We know that cos(x) is infinitely differentiable and the Lagrange remainder $\rightarrow 0$ for all $x$, so the Taylor series indeed produces the function. We also know that
$\cos^{(4k)}(x)=\cos(x)$ at $x=0$ its $1$
$\cos^{(4k+1)}(x)=-\sin(x)$ at $x=0$ its $0$
$\cos^{(4k+2)}(x)=-\cos(x)$ at $x=0$ its $-1$
$\cos^{(4k+3)}(x)=\sin(x)$ at $x=0$ its $0$
Now the question is how do i get that sum from these informations?
On
By Taylor's expansion (with $f^n(a) = \left.\frac{d^n}{dx^n}f(x)\right|_{x=a}$) $$ f(0+x) = \sum_{n=0}^{\infty} \frac{x^nf^n(0)}{n!} $$ $\cos(x)$ becomes: \begin{align*} \cos(x) &= \sum_{n=0}^{\infty} \left(\frac{x^{4n}\cdot1}{(4n)!}+\frac{x^{4n+1}\cdot 0}{(4n+1)!}+\frac{x^{4n+2}\cdot(-1)}{(4n+2)!}+\frac{x^{4n+3}\cdot 0}{(4n+3)!} \right) \\ &= \sum_{n=0}^{\infty} \left(\frac{x^{4n}\cdot 1}{(4n)!}+\frac{x^{4n+2}\cdot(-1)}{(4n+2)!}\right)\\ &= \sum_{n=0}^{\infty} \left(\frac{x^{2(2n)}\cdot(-1)^{2n}}{(2(2n))!}+\frac{x^{2(2n+1)}\cdot (-1)^{(2n+1)}}{(2(2n+1))!}\right) \end{align*} Now, put $2n=m$, to get $$ \cos(x) = \sum_{m=0,2,4}^{\infty} \left(\frac{x^{2m}.(-1)^{m}}{(2m)!}+\frac{x^{2(m+1)}.(-1)^{(m+1)}}{(2(m+1))!}\right) $$ Now, the first term uses even powers for $-1$ and second term uses odd. So, this can be rewritten as the required form.

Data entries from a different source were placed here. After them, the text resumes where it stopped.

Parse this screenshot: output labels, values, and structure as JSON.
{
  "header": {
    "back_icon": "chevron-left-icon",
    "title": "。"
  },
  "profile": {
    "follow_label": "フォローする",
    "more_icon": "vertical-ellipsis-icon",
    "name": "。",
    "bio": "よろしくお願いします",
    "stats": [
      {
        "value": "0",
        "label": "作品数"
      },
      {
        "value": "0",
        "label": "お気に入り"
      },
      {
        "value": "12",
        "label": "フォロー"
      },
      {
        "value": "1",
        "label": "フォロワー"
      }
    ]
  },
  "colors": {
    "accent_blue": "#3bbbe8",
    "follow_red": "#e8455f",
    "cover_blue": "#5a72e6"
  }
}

PS: It might be easier to prove using the expansion of $e^{jx}$ and collecting the real part of that.
It is the Taylor expansion around $0$ of the cosine function. With $f(x) = \cos(x)$ you just proved that
$\dfrac{d^{2n}}{dx^{2n}}f(x) = (-1)^n$ and $\dfrac{d^{2n+1}}{dx^{2n+1}}f(x) = 0$
Just introduce this in the Taylor expansion definition and you will get your sum.